Platforms: PlayStation 4 (reviewed), PC

When it was initially announced a while ago during a trade event, I was a little skeptical about how Firewatch would play out. After all, portraying a park ranger with very little action on your side doesn't sound like the greatest premise in the world, especially when you have alternative titles where you can grasp everything from a shotgun to a chainsaw.

But that's because Campo Santo wanted the game to follow the beat of its own drum, relying on more of an emotional approach rather than the usual first-person antics. And that's exactly why, with the full game released, Firewatch stands out. It leans more on storytelling than actually getting stuff done within the game universe, and while it has its moments of getting lost (or dealing with occasionally choppy visuals), it's a worthwhile experience, especially for those looking for more of a gut-punch from their games.

Welcome To the Jungle

The story follows the day-to-day work of Henry, a man who's been through misery when it comes to the love of his life. He feels that his job in the wilderness will give him solace, but it just makes him feel emptier. Fortunately, he's not completely alone, as he keeps in consistent touch with Delilah, his supervisor, who gives him orders and eventually gets to know him better as the weeks go on.

Most of the magic comes from your decisions in dialogue. You can be a jerk if you want, but taking more of the human route is where Firewatch really pays off, as your conversation provides a much deeper meaning, and you get to know Delilah better. It's not a full-blown love story, by any means, but it provides a sense of comfort that very few games are capable of – and kudos to Campo Santo for that.

On top of that, the missions have a great deal of structure as well. On occasion, you'll need to look for secondary tools or simply accept the fact that you don't get to do everything you want to do (like steal the clothes of the skinny dippers that are sassing you). Nevertheless, it adds to the overall uniqueness of the product, and though it comes to an end too soon, you come to enjoy the journey and worry not so much about the destination.
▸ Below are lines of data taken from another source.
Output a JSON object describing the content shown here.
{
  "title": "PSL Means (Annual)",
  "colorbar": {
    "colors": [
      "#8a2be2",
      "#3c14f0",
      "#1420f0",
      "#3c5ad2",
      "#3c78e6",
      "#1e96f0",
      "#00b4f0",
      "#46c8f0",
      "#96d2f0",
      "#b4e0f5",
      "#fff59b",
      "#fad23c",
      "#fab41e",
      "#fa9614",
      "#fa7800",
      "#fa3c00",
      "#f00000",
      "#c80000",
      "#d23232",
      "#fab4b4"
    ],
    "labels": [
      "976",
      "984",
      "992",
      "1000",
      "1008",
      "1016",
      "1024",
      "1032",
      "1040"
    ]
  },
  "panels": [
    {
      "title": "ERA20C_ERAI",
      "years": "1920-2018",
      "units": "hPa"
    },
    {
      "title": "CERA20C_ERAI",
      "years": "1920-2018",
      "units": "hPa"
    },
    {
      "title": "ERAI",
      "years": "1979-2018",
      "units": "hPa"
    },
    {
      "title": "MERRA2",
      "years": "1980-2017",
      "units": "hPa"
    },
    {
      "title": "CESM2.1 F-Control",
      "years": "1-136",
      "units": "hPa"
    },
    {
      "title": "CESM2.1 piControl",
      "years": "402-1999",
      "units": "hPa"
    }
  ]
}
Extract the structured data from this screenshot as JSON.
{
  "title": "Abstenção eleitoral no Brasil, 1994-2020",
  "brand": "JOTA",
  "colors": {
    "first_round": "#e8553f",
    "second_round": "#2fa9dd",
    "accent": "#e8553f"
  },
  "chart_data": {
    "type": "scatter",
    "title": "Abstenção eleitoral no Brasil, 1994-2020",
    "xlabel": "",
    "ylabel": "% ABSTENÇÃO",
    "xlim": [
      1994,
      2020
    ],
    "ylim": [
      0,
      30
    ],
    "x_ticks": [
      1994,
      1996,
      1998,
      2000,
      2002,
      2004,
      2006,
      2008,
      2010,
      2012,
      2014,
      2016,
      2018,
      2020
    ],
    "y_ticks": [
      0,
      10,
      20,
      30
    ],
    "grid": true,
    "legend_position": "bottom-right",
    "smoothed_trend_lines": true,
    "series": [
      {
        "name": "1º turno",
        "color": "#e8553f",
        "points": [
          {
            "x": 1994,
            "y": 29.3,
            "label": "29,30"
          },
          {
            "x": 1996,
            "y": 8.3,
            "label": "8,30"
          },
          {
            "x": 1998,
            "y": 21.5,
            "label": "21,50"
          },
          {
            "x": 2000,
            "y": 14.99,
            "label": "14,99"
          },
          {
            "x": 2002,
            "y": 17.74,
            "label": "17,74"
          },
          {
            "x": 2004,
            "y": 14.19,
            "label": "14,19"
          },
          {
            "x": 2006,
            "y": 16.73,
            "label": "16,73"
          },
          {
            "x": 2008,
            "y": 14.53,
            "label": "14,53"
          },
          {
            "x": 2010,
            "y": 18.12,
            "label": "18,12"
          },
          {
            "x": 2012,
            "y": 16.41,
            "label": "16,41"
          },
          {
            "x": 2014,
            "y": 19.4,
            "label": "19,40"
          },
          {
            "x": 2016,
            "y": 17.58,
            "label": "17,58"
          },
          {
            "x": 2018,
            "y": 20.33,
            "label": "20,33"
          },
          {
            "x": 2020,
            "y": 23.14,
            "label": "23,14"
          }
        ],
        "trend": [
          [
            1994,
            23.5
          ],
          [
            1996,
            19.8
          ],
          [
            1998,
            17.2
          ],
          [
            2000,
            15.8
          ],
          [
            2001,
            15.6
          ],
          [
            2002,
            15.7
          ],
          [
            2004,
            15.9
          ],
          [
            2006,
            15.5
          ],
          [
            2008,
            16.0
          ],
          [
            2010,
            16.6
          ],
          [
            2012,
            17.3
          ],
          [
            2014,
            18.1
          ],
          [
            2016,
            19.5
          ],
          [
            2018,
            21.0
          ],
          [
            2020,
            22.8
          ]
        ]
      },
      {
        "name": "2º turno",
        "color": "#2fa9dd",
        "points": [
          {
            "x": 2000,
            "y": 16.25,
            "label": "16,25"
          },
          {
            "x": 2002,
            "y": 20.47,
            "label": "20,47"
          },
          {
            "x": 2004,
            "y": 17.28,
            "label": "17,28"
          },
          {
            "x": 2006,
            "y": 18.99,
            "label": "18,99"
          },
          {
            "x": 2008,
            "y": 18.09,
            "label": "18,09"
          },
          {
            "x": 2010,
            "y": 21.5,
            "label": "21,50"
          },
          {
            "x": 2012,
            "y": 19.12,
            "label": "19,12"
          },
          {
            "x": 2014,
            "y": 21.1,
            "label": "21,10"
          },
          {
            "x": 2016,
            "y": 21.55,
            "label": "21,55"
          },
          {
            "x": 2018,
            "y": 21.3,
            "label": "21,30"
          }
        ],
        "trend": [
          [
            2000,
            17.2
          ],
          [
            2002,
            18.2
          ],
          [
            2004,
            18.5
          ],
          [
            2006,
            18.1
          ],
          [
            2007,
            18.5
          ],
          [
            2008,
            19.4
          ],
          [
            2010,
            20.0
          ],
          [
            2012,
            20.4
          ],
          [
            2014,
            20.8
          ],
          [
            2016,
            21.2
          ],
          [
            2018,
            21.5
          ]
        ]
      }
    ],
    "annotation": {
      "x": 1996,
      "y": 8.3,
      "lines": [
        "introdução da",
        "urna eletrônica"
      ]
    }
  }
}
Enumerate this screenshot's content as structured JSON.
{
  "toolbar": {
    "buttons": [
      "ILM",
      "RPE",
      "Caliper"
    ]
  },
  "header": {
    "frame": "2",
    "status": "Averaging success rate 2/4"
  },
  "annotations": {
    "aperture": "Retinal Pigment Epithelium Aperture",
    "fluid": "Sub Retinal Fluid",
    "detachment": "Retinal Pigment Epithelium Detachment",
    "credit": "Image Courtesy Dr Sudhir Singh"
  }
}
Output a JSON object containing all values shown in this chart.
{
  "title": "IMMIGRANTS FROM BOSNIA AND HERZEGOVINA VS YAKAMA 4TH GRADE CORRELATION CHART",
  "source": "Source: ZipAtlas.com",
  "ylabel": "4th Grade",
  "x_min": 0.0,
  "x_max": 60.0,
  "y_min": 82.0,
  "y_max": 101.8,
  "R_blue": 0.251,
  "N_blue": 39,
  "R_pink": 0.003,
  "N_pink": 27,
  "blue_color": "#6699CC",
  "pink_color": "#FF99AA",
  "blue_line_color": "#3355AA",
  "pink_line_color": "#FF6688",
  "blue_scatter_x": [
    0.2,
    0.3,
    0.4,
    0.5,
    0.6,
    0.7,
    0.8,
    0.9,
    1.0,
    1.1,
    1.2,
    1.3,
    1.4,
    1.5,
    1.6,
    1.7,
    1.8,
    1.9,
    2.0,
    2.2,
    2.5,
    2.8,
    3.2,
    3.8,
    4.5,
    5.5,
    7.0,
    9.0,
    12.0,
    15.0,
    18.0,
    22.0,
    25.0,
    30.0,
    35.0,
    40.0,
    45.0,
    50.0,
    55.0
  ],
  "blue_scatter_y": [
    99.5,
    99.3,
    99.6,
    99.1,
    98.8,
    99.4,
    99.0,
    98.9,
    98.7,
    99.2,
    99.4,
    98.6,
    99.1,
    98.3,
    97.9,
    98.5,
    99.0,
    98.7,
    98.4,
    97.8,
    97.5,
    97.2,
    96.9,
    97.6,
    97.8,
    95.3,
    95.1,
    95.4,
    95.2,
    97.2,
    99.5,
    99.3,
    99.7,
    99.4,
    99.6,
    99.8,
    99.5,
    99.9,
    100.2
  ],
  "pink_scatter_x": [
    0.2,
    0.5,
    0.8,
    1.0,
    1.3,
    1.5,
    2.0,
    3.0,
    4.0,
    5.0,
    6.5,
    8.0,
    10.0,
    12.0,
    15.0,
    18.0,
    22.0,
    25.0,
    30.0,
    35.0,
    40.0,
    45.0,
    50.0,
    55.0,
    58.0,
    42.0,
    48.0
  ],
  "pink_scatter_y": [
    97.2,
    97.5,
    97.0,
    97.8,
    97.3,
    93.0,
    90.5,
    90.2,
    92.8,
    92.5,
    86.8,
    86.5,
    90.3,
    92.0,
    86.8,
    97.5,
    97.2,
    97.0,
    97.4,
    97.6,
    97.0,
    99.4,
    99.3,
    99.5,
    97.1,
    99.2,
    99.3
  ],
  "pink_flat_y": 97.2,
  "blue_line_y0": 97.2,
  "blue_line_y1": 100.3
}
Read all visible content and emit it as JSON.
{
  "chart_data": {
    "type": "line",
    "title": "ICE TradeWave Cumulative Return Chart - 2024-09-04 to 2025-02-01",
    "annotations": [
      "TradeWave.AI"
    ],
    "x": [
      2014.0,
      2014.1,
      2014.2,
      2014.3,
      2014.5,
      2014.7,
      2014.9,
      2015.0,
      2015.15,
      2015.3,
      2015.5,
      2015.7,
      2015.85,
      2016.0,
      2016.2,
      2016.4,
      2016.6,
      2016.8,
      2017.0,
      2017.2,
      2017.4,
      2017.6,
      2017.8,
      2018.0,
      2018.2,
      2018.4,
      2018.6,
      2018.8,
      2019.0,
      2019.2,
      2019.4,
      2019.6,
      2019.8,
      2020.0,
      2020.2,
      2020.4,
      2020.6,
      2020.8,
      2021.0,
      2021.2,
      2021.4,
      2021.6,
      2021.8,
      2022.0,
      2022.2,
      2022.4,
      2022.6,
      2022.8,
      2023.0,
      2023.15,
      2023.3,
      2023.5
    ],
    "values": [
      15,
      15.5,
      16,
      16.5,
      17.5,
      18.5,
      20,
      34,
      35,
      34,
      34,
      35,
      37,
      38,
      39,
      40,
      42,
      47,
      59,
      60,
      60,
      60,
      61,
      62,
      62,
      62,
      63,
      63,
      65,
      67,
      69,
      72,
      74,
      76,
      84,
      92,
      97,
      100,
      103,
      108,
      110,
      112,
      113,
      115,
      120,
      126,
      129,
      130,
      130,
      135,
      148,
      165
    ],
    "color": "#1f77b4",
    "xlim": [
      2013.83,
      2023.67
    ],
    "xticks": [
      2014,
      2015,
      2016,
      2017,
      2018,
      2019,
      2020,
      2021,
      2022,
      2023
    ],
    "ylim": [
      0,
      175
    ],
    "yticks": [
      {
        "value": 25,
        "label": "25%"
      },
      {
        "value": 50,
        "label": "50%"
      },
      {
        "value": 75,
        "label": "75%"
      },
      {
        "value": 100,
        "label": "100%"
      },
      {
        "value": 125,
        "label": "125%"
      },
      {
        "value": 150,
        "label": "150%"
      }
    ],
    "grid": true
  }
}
One more note – don't look for an HUD to save your skin here. You'll have to rely on a compass and map more often than not when it comes to getting from point to point. On occasion, you will get lost, but it's relatively easy to get back on track. It's just another inventive factor that makes Firewatch so different from the rest of the crowd.

A Presentation That's (Mostly) On Fire

As for the presentation, Campo Santo does a pretty good job setting up the game's environment, in the wilderness based back in 1989. The little details really stand out, like the way a glowing sunset basks over the land, or how the trees tend to leave these shadows that you don't mind walking into. There are occasional technical issues with the game's framerate, but never anything to the point where you're discouraged from playing.

The audio is excellent too. The little musical interludes lend a lot to the game's dramatic tone, and the voice acting is top-notch, with both Henry and Delilah coming across as broken (but not destroyed) human figures, just trying to get through the day-to-day process. It's the sort of work that you'd like to hear in other games as well, just to see what kind of haunted voices come from the characters you come to know. It's not entirely straight and narrow, either – there's a few good laughs here, to remind you that even in the darkest of places, some light can be shined upon.